Tuesday, July 11, 2017

When FOMO Leads to Gratitude

It's day two of NerdCamp in Parma, Michigan and I'm on my couch. I have mixed feelings about this. Tomorrow is my 44th birthday and, every year for the past I-don't-know-how-many, my twin sister and I have celebrated together. She usually comes here so we can bask in the warmth and glory of Summer Chicago, but we have also met in California a time or two. Needless to say, we've been together this time each year before NerdCamp was a twinkle in Colby Sharp's eye.

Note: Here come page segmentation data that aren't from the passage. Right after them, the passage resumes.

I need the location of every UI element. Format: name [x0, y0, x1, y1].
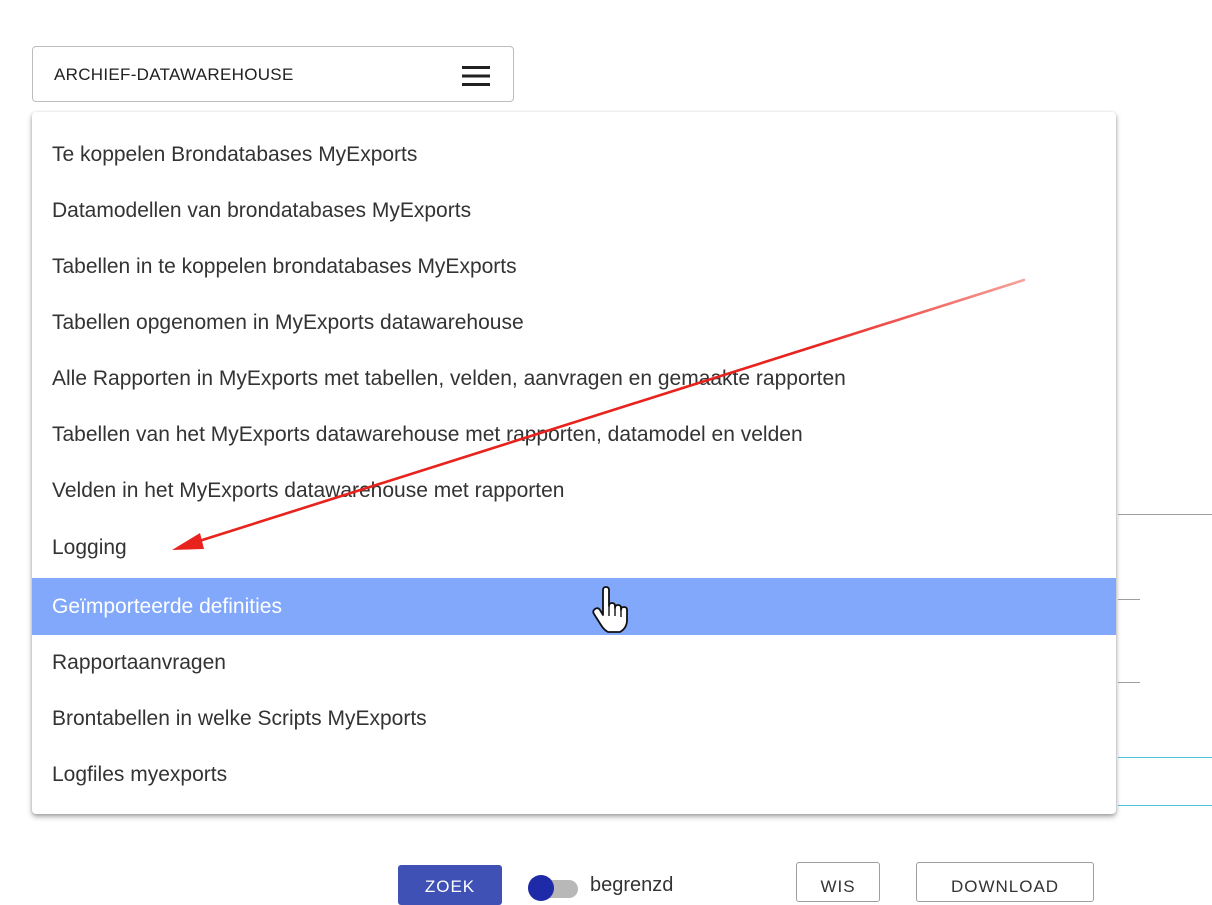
hand-pointer-icon [592, 586, 628, 633]
menu-item-label: Datamodellen van brondatabases MyExports [52, 198, 472, 222]
menu-item[interactable]: Tabellen van het MyExports datawarehouse… [32, 406, 1116, 463]
archief-menu-button[interactable]: ARCHIEF-DATAWAREHOUSE [32, 46, 514, 102]
wis-button[interactable]: WIS [796, 862, 880, 902]
menu-item[interactable]: Te koppelen Brondatabases MyExports [32, 126, 1116, 183]
menu-item-label: Alle Rapporten in MyExports met tabellen… [52, 366, 846, 390]
archief-dropdown-menu: Te koppelen Brondatabases MyExports Data… [32, 112, 1116, 814]
menu-item-label: Tabellen opgenomen in MyExports dataware… [52, 310, 524, 334]
menu-item-label: Logfiles myexports [52, 762, 228, 786]
background-divider [1118, 599, 1140, 600]
zoek-button-label: ZOEK [424, 877, 476, 896]
background-divider [1118, 682, 1140, 683]
menu-item-geimporteerde-definities[interactable]: Geïmporteerde definities [32, 578, 1116, 635]
background-divider [1118, 514, 1212, 515]
menu-item[interactable]: Rapportaanvragen [32, 634, 1116, 691]
menu-item-label: Geïmporteerde definities [52, 594, 282, 618]
background-field-underline [1118, 757, 1212, 758]
menu-item[interactable]: Alle Rapporten in MyExports met tabellen… [32, 350, 1116, 407]
toggle-label: begrenzd [590, 874, 674, 896]
menu-item[interactable]: Logfiles myexports [32, 746, 1116, 803]
menu-item-label: Velden in het MyExports datawarehouse me… [52, 478, 565, 502]
menu-item[interactable]: Datamodellen van brondatabases MyExports [32, 182, 1116, 239]
menu-item-logging[interactable]: Logging [32, 519, 1116, 576]
toggle-knob[interactable] [528, 875, 554, 901]
download-button[interactable]: DOWNLOAD [916, 862, 1094, 902]
menu-item-label: Brontabellen in welke Scripts MyExports [52, 706, 427, 730]
menu-item-label: Rapportaanvragen [52, 650, 226, 674]
background-field-underline [1118, 805, 1212, 806]
menu-item-label: Te koppelen Brondatabases MyExports [52, 142, 418, 166]
wis-button-label: WIS [820, 877, 856, 896]
menu-button-label: ARCHIEF-DATAWAREHOUSE [54, 65, 294, 84]
zoek-button[interactable]: ZOEK [398, 865, 502, 905]
menu-item[interactable]: Tabellen opgenomen in MyExports dataware… [32, 294, 1116, 351]
menu-item-label: Tabellen van het MyExports datawarehouse… [52, 422, 803, 446]
menu-item[interactable]: Velden in het MyExports datawarehouse me… [32, 462, 1116, 519]
hamburger-icon [462, 66, 490, 86]
menu-item[interactable]: Brontabellen in welke Scripts MyExports [32, 690, 1116, 747]
download-button-label: DOWNLOAD [950, 877, 1060, 896]
menu-item[interactable]: Tabellen in te koppelen brondatabases My… [32, 238, 1116, 295]
menu-item-label: Logging [52, 535, 127, 559]
menu-item-label: Tabellen in te koppelen brondatabases My… [52, 254, 517, 278]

So why do I feel like I'm missing out this year? This is the fourth year of NerdCamp. I've known about it since its inception, and I always thought, "Hey, that'd be fun, but I'm having a good time, too!" This year is different. As I write this, I think it's because my relationships on Twitter have evolved and become deeper. For the first time since I joined Twitter in 2009, I am part of a tribe. My #bookexpedition crew and I have become friends. I've even met a couple at various conferences (I wrote about it here.) And, as I write this, it's the realization that a shared experience around books is what I really love, emphasis on shared. To work toward bettering the reading lives of our students, and to share that experience with other like-minded folk, is it. The tossing back and forth of ideas, the expressing of mutual favorite books, and the learning and growing together is what truly energizes me.

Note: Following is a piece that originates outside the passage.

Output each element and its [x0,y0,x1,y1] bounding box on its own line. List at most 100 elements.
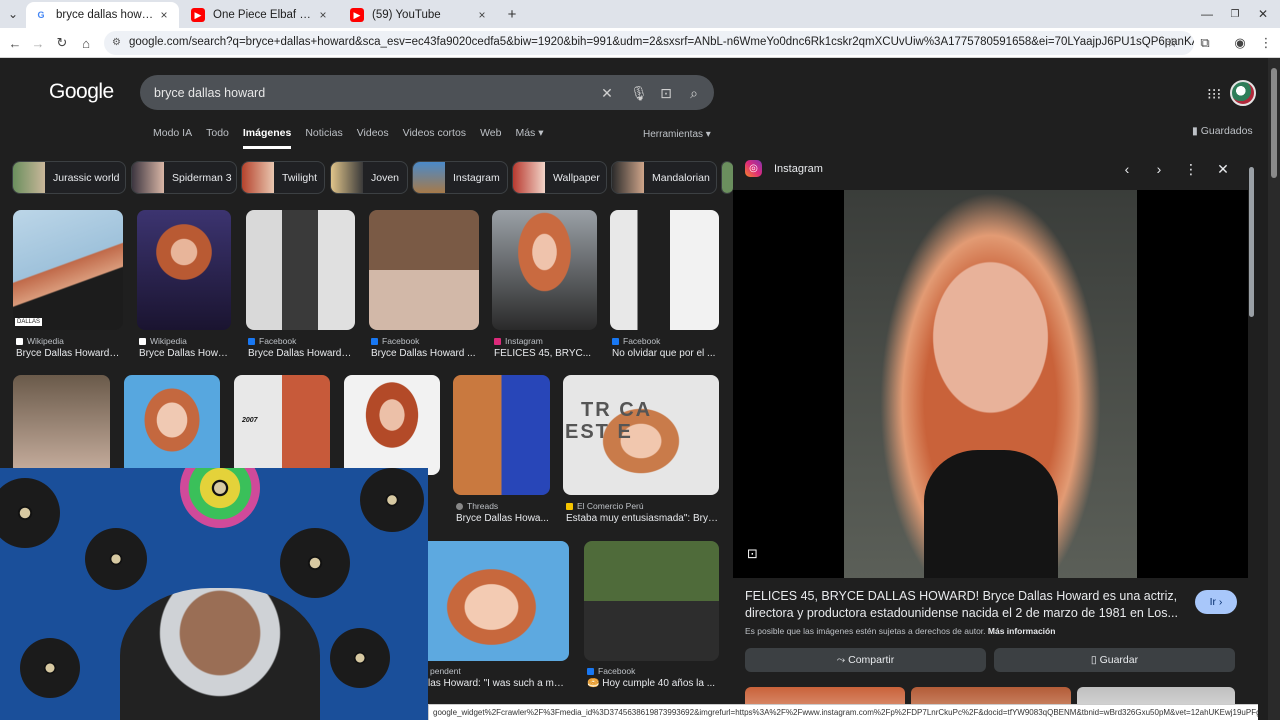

Me (l) with my sis at Wrigley
I actually feel a bit bad writing this, because I am having the TIME OF MY LIFE - as always - with my twin sister!! We caught a Cubs game (they actually won), have spent countless hours in the pool with family and friends, and are going to see Hamilton on Thursday! The quiet times we've had talking about major life changes (her) and the hilarity of raising The Teenager™ (me) are life-sustaining. No one gets me the way she does. We have unique shared experiences that are precious to me. That, coupled with the fear that this may be our last summer where we get a big chunk of time together (those major life changes lead us to amazing, yet different, places) makes me feel a little guilty about my case of FOMO. But I guess it's okay to have an amazing celebration with my super fab sissy and feel a little sad that I can't be somewhere. NerdCamp will be around - it's grown unbelievably successful, so I can't imagine it would end any time soon - and this time my sister and I have together is so fleeting.

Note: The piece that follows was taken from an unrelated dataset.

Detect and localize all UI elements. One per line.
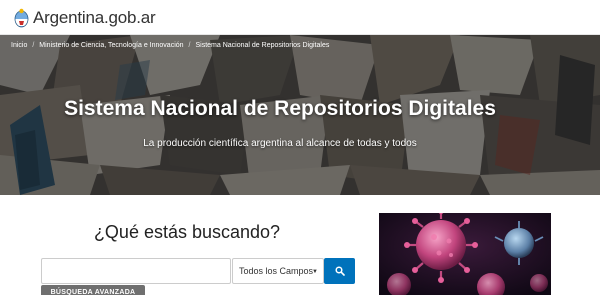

In the end, after working my way through the jumble of feelings, I am grateful. Grateful to have this time with my sister (who has come, and stayed, despite some craziness going on with her family.) And also grateful that I have a tribe who I connect with so much that I miss them a little when they're together. So I'll follow them on Twitter, celebrating with them as they learn from rockstars like Stacey Riedmiller and Pernille Ripp and meet wonderful authors like R.J.Palacio and Elly Swartz. Then I'll put down my phone and celebrate my life with the one whose been with me through it all. That's what I'd call a win-win.